As recently as February, Mercer found that seventy-one percent of U.S. employers have done nothing to prepare in advance. This is reasonable since no one was assured what new regulations, if any, would be passed. But prepared or not, some elements will go into effect in 2010, and every impacted employer and their HRO partners are going to need to scramble. 

At the end of the day, compliance is an employer’s responsibility, and wholesale benefit policy and plan reviews require big “C” consulting. However, an experienced HRO vendor partner with top-notch subject matter expertise can advise on changes that are required to keep your information and systems in compliance. And a primary multi-process provider can help work across the often myriad of systems, programs and interfaces that will need to be updated.

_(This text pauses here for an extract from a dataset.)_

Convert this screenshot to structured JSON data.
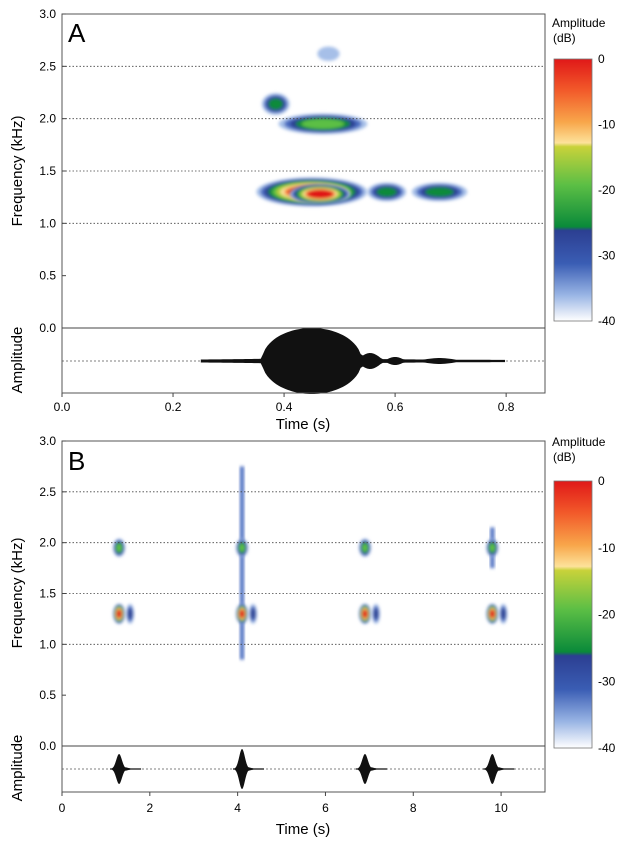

 I just took a quick scan of some of the HRO service provider websites. As you would expect, major benefits administration vendors like Hewitt, Mercer and Towers Watson have been long active on the topic; research, web info, bulletins, podcasts and webcasts. And today, Hewitt is hosting one of its bi-weekly healthcare reform webcasts, and Mercer is hosting one on the recent changes to mental health parity and addiction equity regulations.

ACS, via its consulting arm Buck Consulting, has prominent health care reform information available. ADP also has an easy to find section with weekly updates, and is already listing when some health care reform regulations are going into effect over the next few years. And Aon has a website area with weekly briefings and access to health care reform information.

If you are a current HRO client of benefits health and welfare administration, payroll, employee self services, or recruiting – who has kept you informed along the way? Who has called you today?